Good luck Nats I really hope everything is ok, if it helps at all, I have a set of blinkers I used for Patrick, it stopped the light going into his eyes and also stopped him rubbing them and causing further problems, you are welcome to borrow them if you like?
 
Glad B is better today - poor thing. Hope the ulcer heals quickly so you can start treating the uveitis - so frustrating as is a catch-22 situation.
 
hi all im sorry if your taking me the wrong way,yes i do sell the stuff, yes i do use it in my eyes my familys and my dogs eyes. say one of us gets one of these sore eye stys they are really sore i put some cs drops in tree times for i day and its gone.
i just wish one person would use the stuff because you don't know what your missing it cures a multitude of i'lls.
look here. www.midvalleyvu.com go to the links on food.
best regards
will.
 
I'm currently battling an ulcer on Bailey's left eye. Box_of_Frogs and Butterbean have been the best support for me on here as they have gone through the whole process and I can't thank them enough for what they have done.

Bailey has had his eye issue for 12 weeks now; as you said we noticed his eye was shut, slightly swollen and he didn't want anyone near his left side. He initially had an eye ulcer and uveitis which was treated with bute, chloromfenical ointment and atropine to dilate the pupil. He is only a baby and hated the eye drops and so ended up in the vets for a week and a half and had a lavage system (what BoF mentioned) fitted to his upper eyelid, but it abcessed and it had to be moved to his lower lid. The ulcer appeared to go, but a week after he was home it came back and eventually ended up being bigger than when we started, but he no longer had uveitis.

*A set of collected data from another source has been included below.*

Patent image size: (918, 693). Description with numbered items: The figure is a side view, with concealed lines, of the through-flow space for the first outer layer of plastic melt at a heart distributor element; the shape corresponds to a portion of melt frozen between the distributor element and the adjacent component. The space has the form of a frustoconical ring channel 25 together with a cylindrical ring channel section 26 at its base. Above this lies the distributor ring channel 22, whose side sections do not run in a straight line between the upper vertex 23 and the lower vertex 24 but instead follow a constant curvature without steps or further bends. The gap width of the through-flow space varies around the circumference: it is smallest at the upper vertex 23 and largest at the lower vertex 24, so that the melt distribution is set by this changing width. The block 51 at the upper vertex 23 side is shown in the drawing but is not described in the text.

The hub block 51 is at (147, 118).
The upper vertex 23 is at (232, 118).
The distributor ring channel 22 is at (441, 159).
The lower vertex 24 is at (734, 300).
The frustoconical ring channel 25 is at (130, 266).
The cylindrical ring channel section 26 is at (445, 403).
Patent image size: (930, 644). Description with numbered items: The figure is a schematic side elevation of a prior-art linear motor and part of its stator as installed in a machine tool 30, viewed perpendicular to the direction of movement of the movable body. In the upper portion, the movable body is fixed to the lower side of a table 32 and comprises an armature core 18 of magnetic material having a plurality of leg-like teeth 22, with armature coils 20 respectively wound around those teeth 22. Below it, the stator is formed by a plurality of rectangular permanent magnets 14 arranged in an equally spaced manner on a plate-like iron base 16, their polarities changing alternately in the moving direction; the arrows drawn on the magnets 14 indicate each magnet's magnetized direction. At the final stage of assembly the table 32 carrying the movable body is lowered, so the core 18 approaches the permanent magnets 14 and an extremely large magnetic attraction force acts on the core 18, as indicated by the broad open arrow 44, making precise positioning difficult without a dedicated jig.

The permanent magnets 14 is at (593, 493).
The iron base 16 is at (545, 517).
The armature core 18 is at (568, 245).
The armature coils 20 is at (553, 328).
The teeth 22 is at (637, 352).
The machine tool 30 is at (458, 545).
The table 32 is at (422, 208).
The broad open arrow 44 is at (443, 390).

Ulcers have to heal in from the sides, if the top heals over and the underneath hasn't healed, then it will "ping" open again as it did with Bailey. Unfortunately, his then became non healing, it just would not do anything. If your boys eye gets to this stage, they may make a serum from his blood to try and kickstart healing. Bailey ended up having a grid keratomy done - basically they score the surface of the ulcer to make the body realise something is there that needs healing. This worked to a degree; a blood vessel appeared and we had some healed corneal tissue which, as you say, was cloudy.

Bailey's ulcer appears to have gone, but we are now battling the problem of the cloudy area of the eye as it made him more painful than before the whole thing started and he had pain relief! As BoF said, get referred to a specialist if there are any problems, the earlier they find out what is happening, the better. I was told last week to prepare myself for Bailey to have his eye out when we took him to the Royal Veterinary College. It turns out that his body is effectively attacking itself, and we have 4 options to explore, one of which we are doing.

If you are worried at all, or think things are dragging on for too long, get referred - if you are able to go the RVC at Hatfield and see Josh Slater, so much the better. One of the four options we were given for Bailey is to have an immunosuppressant drug with steriods to try and stop the body attacking itself. Only problem is, he has had eye drops for so long now that it turned into a wrestling match every time, even when he was being nose and ear twitched, and we know, realisitcally, that drops are not the way forward for him, something that the RVC and my vet agree with.

I'm not as experienced as BoF on all things eye, but if you want to talk about it or ask a few things that perhaps I can help with, please PM me. Its a horrible thing to deal with, and as my vet said, eyes are long, tedious veterinary affairs and you don't mess around with them.